How a Good Night’s Sleep Helps Support Brain Health

By | January 7, 2014

brain-sleepA pair of recent research studies on sleep highlight how important quality of sleep is for a healthy brain.

Our brains consume over 20% of all metabolic activity (mainly oxygen & glucose) in the human body, even though the average brain comprises only 2% of body weight. This outsize power usage produces a host of byproducts, including amyloid beta protein, one of the hallmarks of Alzheimer’s disease.

The first study, published in the journal Science, looked at how the brain clears metabolic debris from a busy day. During sleep, researchers found that the interstitial volume (the fluid filled space between brain cells) increased by 60%, which allowed the brain to clear amyloid beta and other waste products at a much faster rate than during waking hours.

In other words, the brain’s garbage disposal system kicks into high gear when we are sleeping, clearing toxic amyloid beta, and getting us ready for the new day.

This leads us to the second study published in JAMA Neurology, which found a strong correlation between poor quality sleep (both short & disturbed sleep patterns) and a chronic buildup of amyloid beta protein in the brain.
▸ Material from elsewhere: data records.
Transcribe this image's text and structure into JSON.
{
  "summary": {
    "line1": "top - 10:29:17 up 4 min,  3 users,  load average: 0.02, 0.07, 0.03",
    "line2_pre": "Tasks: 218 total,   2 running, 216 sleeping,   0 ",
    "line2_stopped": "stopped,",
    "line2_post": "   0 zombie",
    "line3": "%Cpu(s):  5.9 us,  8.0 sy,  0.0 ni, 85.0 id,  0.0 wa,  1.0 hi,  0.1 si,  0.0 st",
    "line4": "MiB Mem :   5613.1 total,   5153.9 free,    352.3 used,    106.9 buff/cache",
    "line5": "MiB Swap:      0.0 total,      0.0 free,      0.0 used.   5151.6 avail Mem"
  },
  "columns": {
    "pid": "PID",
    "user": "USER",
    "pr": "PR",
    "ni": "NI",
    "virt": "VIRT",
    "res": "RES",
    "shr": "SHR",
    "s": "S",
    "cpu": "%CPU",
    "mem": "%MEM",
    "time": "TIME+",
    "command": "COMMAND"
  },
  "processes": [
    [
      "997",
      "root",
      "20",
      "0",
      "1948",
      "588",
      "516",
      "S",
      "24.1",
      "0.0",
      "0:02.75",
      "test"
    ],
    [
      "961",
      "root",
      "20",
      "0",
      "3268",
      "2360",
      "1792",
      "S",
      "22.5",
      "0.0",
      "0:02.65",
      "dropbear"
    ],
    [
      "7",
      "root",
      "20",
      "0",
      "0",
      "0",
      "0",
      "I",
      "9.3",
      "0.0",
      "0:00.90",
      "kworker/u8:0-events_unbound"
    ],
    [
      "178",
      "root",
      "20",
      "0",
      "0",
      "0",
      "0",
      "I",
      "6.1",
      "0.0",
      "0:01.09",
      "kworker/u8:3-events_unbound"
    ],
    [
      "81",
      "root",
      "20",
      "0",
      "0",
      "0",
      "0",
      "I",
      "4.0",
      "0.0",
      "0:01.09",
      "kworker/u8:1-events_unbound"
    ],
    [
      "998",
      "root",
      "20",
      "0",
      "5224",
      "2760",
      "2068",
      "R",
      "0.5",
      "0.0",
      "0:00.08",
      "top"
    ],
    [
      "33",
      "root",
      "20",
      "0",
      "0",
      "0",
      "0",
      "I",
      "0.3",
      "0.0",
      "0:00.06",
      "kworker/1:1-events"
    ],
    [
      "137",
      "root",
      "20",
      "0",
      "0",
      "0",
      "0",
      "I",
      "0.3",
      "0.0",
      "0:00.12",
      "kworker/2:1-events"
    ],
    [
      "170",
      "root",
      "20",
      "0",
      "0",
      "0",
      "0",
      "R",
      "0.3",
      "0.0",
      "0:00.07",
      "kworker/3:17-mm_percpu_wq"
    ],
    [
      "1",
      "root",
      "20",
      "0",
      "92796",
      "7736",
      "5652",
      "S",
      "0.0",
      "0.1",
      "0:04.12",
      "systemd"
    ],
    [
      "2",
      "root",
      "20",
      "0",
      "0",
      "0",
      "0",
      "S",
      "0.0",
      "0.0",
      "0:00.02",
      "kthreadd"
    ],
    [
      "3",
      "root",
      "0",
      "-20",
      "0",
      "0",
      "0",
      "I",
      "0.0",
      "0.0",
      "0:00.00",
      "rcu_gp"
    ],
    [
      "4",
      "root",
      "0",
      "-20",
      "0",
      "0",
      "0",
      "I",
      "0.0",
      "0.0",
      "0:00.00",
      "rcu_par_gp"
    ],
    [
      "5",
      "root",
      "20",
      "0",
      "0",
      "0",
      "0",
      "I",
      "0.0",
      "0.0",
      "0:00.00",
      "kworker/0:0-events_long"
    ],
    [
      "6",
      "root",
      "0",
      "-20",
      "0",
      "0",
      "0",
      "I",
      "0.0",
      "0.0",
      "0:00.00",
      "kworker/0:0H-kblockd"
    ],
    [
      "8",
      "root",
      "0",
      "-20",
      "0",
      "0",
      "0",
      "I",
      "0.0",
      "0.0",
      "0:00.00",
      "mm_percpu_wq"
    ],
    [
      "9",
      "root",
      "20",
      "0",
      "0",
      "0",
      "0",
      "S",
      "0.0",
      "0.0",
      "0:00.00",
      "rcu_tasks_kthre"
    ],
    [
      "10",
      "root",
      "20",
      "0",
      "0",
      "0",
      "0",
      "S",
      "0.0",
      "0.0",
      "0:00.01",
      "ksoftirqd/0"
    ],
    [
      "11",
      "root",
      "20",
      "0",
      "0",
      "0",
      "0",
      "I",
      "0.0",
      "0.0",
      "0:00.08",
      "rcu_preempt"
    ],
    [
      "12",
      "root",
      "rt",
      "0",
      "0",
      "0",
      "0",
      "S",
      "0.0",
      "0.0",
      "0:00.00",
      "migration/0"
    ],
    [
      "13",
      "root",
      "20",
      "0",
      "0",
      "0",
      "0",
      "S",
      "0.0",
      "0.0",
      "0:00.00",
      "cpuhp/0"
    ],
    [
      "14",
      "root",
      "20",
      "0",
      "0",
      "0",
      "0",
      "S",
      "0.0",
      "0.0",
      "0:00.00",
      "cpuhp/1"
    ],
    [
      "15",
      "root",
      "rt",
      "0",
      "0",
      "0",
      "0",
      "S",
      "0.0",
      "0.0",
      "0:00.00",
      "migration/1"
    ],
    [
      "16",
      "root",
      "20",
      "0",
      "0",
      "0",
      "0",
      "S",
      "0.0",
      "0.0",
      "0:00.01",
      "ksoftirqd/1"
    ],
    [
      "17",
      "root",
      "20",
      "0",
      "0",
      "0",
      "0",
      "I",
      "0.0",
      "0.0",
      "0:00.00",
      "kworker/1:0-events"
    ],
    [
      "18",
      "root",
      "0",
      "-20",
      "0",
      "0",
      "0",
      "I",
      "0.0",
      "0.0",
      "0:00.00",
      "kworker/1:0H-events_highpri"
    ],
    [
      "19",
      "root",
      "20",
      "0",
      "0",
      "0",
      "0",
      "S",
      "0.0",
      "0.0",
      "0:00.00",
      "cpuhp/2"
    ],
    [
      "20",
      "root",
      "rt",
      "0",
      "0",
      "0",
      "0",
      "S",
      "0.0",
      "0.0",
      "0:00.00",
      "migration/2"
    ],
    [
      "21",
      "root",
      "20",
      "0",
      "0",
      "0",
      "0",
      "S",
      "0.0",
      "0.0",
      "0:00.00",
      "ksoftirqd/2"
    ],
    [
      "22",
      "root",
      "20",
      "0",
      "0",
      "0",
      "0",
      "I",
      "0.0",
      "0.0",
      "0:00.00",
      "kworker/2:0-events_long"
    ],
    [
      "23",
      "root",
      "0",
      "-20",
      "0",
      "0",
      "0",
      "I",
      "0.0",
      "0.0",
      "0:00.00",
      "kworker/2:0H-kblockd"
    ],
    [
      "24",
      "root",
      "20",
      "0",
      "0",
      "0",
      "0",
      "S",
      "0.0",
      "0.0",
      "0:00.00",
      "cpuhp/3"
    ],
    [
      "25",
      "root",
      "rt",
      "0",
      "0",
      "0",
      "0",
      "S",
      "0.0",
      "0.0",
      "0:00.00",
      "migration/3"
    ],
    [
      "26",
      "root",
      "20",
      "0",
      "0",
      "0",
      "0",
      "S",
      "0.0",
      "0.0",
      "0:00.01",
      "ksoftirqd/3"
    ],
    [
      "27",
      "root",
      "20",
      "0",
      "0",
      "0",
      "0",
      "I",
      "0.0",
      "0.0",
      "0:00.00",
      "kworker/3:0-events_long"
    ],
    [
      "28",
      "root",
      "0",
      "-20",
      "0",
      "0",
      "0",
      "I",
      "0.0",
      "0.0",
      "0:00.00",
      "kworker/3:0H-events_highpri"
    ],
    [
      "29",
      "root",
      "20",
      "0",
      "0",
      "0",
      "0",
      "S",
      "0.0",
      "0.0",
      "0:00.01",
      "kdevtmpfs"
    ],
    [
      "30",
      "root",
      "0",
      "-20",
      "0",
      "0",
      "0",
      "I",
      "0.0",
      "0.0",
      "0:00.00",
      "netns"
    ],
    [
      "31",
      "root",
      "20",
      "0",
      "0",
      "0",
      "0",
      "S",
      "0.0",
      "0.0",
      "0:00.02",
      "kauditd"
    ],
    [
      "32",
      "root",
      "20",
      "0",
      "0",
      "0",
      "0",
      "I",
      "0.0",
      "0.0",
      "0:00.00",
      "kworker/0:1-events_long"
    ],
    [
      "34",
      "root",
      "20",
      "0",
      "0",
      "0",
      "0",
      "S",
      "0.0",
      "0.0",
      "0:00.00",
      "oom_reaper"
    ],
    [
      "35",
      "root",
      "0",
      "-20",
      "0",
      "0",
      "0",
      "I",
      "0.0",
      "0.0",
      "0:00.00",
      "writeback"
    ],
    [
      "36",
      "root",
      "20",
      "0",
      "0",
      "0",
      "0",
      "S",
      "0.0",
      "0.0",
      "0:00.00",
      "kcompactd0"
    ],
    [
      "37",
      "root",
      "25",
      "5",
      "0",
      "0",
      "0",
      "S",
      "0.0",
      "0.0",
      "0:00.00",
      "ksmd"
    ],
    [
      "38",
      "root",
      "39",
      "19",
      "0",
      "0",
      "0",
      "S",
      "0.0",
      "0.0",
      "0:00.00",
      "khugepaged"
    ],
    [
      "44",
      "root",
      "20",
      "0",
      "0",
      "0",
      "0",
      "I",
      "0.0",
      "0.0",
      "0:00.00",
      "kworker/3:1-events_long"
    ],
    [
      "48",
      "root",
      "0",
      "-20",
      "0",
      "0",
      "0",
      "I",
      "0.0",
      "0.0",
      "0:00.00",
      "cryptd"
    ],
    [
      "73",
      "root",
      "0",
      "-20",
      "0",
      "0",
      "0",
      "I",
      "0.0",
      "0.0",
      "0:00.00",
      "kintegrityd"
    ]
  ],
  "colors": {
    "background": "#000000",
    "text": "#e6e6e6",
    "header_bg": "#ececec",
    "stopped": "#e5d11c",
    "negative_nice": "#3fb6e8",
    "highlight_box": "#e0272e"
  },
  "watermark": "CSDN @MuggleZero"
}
It’s unclear whether poor sleep triggers the amyloid accumulation in the brain, or if the amyloid beta buildup prevents quality sleep – it’s probably a cascade process that triggers a harmful feedback loop.

Bottom line: get a solid 8 hours of sleep each night for good brain health. Keep in mind these sleep hygiene tips:

  • Associate your bed and bedroom with sleep. It’s not a good idea to use your bed to watch TV, listen to the radio, or read.
  • Avoid stimulants such as caffeine, nicotine, and alcohol too close to bedtime. (Alcohol metabolizes into glucose, which is a stimulant to the body.)
  • Ensure adequate exposure to natural light during waking hours – use a lamp that simulates sunlight if necessary.
  • Daytime exercise can promote good sleep. A relaxing exercise, like yoga or meditation, can also be done before bed to help initiate a restful night’s sleep.